HEVER: The effect is hidden by the Israeli various bureaus of statistics and the Manufacturers Association, for example. There was one survey that showed 21 percent of Israeli exporters reported on average 10 percent loss of income because of the boycott, which was related specifically to the attack on Gaza in 2008-2009. But this report was censored. This report was removed from—was never published, it was only leaked to the media once, and it’s impossible to get it, because the Manufacturers Association know that if that information reaches people who support the boycott movement, that will empower them and give them more confidence to continue their efforts.
Hever also has an interesting response to Jay’s question about his position on the controversial cultural and academic boycott of Israel:
HEVER: We at the Alternative Information Center published a report about Israeli academic institutions, and our argument is basically that the big universities in Israel—actually, all of universities in Israel, with the exclusion of the Open University, have been actively participating in acts of repression against Palestinians, discriminating against Palestinian students or not accepting Palestinian students, and not allowing freedom of protest, not allowing professors to research certain topics that are considered inappropriate or not loyal enough, providing benefits to the Israeli army or to officers, and developing weapons.

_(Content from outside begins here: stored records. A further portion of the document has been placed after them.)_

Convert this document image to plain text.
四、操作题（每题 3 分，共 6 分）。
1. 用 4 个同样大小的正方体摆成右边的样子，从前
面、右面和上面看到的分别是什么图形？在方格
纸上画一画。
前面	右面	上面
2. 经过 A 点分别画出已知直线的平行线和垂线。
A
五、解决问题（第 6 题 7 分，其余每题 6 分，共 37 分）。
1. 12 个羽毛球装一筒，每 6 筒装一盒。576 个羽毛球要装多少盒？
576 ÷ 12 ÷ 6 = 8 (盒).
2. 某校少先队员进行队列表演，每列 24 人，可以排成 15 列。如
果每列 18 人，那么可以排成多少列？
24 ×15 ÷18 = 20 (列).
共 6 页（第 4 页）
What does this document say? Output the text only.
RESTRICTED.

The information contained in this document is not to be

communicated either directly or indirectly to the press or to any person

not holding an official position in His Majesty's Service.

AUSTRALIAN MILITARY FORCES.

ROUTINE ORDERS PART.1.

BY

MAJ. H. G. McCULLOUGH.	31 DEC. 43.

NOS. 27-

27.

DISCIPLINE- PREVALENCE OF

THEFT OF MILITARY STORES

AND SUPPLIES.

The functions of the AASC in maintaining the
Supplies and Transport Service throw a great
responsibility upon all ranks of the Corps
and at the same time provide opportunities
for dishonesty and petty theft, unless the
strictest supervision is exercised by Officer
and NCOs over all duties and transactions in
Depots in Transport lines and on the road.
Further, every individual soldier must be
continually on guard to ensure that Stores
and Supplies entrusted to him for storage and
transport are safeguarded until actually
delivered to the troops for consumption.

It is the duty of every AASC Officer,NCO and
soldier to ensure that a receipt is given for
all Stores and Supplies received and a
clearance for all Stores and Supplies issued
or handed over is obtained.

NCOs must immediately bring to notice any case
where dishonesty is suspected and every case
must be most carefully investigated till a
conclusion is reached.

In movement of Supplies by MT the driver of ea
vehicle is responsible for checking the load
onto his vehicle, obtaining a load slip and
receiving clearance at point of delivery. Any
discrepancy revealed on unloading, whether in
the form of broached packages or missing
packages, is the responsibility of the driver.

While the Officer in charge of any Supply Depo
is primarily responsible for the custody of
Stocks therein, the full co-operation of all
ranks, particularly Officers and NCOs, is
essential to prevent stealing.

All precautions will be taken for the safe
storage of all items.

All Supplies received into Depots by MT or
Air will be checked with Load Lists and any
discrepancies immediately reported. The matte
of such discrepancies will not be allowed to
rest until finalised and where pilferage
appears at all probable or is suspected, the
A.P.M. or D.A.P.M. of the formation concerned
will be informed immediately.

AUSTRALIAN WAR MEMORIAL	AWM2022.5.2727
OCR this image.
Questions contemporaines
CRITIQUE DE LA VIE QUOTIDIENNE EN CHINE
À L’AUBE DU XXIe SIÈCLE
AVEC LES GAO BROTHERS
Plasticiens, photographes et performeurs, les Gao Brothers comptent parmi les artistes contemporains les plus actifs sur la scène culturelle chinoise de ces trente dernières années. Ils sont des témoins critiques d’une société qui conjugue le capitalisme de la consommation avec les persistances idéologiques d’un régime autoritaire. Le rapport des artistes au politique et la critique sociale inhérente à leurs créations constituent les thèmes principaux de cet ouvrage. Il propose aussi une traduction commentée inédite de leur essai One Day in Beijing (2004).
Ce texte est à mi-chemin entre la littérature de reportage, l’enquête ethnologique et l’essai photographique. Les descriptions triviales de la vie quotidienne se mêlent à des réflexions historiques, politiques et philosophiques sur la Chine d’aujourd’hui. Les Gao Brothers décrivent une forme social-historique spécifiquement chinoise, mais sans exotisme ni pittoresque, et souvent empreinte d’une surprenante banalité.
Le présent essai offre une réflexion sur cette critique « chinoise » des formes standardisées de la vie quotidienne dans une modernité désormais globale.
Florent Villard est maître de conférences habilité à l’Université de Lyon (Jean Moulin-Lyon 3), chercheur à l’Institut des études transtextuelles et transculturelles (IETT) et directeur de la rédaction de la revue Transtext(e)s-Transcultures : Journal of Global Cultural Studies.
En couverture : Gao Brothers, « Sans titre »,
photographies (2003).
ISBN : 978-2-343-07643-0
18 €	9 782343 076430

So we have a list in this publication, which you can download from our website, of every Israeli academic institutions and what kind of crimes they’re involved in, and you can make your own decision whether you want to boycott these institutions or not. And the same goes for a lot of other kinds of businesses in Israel—not necessarily businesses that have their factories in the occupied Palestinian territory (of course, those are clear examples of colonialism), but also factories that don’t offer equal employment opportunities for Palestinian citizens, factories that embrace the army and gives discounts to soldiers, factories that contribute to the army. And so you see that the vast majority of the Israeli economy is very strongly intertwined with the project of Judaification and Zionism. So there is a very strong argument for boycotting every Israeli product, or at the very least for boycotting every Israeli product until Israel is able to differentiate and to give accurate and fair information about its exports—which exports come from the occupied Palestinian territories, which aren’t; which companies offer equal opportunities, which aren’t. And it’s not just about economic boycott, it’s also cultural boycott, because we don’t want to give the impression that Israel is a normal country, that you can just have it as part of a tour of performances of various famous artists. So we’re asking famous artists not to come and perform in Israel. That would be legitimizing the Israeli apartheid.